What is the best type of building material to make a 7'X3'X3' enclosure for my tegu? He's about 2ft right now, but he's growing fast so I was hoping someone could tell me the best kind of materials to use. I've heard melamine is really good, but over time the moisture will get to it and turn it to crap and deteriorate.


----------



## chitodadon (Mar 22, 2013)

Hardwood ply 

from Samsung Galaxy S3


----------



## got10 (Mar 22, 2013)

im going o use bamboo planking as the floor and sides of my new indoor cage and oak as the outside trim . Standard two by fours will be used to frame out the cage


----------



## Teg (Mar 23, 2013)

Melamine should last you years, just make sure the edges are sealed !


----------



## Tannaros (Mar 23, 2013)

boxers1997 said:


> What is the best type of building material to make a 7'X3'X3' enclosure for my tegu? He's about 2ft right now, but he's growing fast so I was hoping someone could tell me the best kind of materials to use. I've heard melamine is really good, but over time the moisture will get to it and turn it to crap and deteriorate.



It depends what you want out of a cage and what your building skills are. Essentially building one is just making a big box. However, what do you want your box to be like? Lighter weight so you can move it around? Or does weight not matter as it will just be a completely stationary fixture for some time?

Melamine works, it's easy to work with and for the most part keeps things simple. Cuts are minimal and the sealing is essentially already done for you, you just have to worry about sealing seams. However, it is very heavy and as such it will probably never move again. It will also more than likely take a few people to move.

General lumber/plywood is good as well. You have to make sure you seal it well, and ensure your structure has solid support.

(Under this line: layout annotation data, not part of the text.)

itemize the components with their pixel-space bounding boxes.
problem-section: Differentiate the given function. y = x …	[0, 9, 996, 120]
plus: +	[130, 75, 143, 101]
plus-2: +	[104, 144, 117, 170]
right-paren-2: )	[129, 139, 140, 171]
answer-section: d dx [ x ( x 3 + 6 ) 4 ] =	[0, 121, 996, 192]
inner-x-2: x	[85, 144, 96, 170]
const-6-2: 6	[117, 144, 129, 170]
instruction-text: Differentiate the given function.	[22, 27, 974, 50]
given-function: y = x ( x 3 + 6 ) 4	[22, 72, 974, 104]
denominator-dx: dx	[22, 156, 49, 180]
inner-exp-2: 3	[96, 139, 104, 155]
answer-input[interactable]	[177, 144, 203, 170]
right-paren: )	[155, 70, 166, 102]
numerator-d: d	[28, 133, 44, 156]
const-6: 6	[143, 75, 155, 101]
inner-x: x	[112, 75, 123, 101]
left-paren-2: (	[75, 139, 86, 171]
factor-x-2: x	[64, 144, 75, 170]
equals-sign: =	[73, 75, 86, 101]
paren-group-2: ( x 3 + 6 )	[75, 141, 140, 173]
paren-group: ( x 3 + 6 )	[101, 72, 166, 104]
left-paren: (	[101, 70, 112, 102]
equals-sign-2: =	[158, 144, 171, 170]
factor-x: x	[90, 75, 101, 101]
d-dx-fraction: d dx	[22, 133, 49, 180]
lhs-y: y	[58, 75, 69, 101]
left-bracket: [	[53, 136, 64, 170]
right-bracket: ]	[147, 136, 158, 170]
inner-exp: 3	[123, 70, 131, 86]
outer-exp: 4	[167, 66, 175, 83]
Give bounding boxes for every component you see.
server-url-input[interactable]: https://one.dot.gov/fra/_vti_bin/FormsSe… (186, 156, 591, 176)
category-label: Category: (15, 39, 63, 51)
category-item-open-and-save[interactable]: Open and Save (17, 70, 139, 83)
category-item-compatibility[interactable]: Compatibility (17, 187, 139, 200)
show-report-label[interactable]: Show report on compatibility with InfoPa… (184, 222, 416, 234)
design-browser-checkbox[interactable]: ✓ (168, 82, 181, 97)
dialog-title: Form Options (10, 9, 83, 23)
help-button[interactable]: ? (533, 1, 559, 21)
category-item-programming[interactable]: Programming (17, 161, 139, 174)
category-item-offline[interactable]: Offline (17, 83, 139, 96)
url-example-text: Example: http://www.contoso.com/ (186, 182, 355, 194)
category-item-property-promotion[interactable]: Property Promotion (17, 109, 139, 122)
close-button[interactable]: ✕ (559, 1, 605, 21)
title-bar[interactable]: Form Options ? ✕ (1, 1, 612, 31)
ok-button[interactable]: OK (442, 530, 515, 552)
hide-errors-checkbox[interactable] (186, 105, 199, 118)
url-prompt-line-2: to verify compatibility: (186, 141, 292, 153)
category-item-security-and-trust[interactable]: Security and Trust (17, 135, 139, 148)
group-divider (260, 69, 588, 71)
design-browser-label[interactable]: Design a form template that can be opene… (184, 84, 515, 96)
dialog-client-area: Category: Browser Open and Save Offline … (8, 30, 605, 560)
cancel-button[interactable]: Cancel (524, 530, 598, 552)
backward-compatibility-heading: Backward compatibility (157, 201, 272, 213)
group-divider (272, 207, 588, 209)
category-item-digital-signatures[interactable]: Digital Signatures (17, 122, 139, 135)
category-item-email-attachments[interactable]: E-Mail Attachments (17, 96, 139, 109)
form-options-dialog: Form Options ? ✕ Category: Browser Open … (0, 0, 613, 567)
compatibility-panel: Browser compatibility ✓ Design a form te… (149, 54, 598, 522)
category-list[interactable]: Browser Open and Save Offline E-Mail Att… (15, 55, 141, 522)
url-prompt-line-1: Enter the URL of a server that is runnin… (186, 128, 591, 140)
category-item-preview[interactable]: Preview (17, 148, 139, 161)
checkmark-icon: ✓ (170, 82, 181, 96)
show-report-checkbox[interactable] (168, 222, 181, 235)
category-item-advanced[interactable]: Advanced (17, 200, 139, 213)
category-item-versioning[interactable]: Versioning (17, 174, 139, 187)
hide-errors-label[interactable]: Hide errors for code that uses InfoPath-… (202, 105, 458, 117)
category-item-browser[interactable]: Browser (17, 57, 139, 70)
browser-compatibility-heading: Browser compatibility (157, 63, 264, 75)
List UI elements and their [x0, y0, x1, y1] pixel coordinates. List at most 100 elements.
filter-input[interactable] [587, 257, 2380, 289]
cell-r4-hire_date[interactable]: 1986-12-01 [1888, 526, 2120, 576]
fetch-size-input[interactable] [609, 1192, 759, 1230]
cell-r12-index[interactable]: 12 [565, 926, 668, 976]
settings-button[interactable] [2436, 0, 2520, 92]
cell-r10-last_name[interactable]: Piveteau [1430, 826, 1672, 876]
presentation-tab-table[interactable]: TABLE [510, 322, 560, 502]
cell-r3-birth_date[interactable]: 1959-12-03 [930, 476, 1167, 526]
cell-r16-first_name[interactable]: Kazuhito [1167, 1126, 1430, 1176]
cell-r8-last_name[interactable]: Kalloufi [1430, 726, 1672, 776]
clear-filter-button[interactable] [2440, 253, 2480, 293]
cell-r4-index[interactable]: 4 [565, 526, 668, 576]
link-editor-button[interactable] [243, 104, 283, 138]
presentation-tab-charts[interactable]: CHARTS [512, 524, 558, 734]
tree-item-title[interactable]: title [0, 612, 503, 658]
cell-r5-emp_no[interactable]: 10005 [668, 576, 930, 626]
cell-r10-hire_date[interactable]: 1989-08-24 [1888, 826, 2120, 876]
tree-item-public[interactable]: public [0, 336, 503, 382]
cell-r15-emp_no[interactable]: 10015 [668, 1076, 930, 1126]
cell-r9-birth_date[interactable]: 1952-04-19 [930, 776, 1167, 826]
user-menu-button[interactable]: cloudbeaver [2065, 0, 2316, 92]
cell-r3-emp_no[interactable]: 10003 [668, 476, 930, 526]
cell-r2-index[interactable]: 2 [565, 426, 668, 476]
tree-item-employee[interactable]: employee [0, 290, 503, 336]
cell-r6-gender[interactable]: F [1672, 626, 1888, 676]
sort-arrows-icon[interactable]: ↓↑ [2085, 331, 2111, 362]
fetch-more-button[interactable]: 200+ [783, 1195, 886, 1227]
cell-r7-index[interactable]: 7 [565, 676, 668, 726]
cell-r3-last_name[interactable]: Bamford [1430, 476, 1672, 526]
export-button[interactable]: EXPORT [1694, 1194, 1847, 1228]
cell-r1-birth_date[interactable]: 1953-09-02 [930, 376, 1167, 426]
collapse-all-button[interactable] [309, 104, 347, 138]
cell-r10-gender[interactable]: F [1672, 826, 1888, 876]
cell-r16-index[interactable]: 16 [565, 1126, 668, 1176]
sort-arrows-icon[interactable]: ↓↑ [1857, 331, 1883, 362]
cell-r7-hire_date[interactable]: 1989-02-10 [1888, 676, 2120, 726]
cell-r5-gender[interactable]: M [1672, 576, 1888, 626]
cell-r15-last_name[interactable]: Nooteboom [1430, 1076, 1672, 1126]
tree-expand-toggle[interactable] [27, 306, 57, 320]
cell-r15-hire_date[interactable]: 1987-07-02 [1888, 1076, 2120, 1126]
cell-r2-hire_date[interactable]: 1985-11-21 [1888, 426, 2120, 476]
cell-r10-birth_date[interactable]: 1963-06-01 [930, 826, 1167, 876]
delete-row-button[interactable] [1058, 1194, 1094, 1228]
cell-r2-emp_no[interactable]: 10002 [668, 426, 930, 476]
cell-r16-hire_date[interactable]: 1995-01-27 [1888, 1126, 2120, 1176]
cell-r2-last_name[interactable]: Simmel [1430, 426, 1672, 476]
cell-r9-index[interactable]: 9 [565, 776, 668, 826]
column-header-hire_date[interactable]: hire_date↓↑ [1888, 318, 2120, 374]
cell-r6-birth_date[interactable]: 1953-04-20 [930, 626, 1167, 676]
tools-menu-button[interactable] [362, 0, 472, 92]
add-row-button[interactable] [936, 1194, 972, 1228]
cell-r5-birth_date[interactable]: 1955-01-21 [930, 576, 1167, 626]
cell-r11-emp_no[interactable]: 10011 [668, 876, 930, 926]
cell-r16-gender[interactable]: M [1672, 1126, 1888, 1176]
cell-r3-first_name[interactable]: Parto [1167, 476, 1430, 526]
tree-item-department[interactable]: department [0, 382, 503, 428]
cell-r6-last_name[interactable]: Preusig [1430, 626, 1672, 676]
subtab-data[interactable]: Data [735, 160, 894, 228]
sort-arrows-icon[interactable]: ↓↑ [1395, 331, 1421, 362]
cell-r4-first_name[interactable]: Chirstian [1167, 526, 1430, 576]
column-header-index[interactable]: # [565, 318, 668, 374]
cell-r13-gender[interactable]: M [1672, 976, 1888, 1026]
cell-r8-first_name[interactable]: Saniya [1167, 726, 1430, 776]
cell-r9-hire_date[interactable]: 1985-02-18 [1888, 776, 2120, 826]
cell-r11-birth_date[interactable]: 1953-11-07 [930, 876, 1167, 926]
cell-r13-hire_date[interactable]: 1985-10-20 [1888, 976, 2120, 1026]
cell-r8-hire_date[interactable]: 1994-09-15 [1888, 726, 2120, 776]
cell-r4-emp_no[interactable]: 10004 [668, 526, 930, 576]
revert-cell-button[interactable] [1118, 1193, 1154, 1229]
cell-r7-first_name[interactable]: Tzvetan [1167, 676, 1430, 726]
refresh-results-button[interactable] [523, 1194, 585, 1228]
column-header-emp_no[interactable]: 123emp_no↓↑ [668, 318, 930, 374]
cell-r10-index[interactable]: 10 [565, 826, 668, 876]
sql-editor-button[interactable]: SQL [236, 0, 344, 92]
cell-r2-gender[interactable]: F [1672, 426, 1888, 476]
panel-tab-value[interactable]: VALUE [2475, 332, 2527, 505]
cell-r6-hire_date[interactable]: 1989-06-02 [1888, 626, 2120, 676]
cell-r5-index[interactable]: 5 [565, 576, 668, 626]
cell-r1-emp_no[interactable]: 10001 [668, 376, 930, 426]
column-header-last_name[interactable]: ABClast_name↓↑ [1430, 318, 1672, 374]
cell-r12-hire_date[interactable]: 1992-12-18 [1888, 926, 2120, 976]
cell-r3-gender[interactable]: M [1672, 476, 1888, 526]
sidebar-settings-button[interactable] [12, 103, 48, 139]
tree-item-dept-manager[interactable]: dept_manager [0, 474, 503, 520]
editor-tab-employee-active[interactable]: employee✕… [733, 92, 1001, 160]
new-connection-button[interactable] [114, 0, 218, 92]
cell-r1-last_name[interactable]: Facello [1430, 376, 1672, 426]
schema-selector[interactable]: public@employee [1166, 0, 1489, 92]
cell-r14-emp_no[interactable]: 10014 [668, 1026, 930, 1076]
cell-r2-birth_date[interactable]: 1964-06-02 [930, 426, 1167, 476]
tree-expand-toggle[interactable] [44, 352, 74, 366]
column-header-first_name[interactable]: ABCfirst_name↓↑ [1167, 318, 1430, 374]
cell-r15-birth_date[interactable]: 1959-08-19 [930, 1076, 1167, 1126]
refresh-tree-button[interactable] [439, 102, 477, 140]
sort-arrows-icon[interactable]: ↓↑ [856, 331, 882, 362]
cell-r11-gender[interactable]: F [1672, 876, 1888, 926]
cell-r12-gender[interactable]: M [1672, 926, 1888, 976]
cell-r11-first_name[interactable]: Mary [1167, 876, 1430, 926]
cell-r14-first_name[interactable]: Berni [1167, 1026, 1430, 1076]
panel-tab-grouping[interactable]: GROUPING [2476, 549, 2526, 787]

Unless you're using some thicker plywood, then it essentially follows the same route as melamine. It gives you options of creating a lighter weight cage, and in my opinion is more flexible when it comes to structural adaptations.

You can also get creative and use something like a large metal bin horse trough for the bottom substrate holding part and just build a cage on top of and around that.

I personally have no metal working talent, though you could build a frame from aluminum or something similar for a possibly even lighter cage.

Anyway, if you're going to use plywood or melamine remember to predrill, and to avoid splintering you can tape over where you plan to cut.


----------



## Dubya (Mar 24, 2013)

1/4 inch thick windshield glass for the windows. Super strong, scratch resistant, and shatterproof.


----------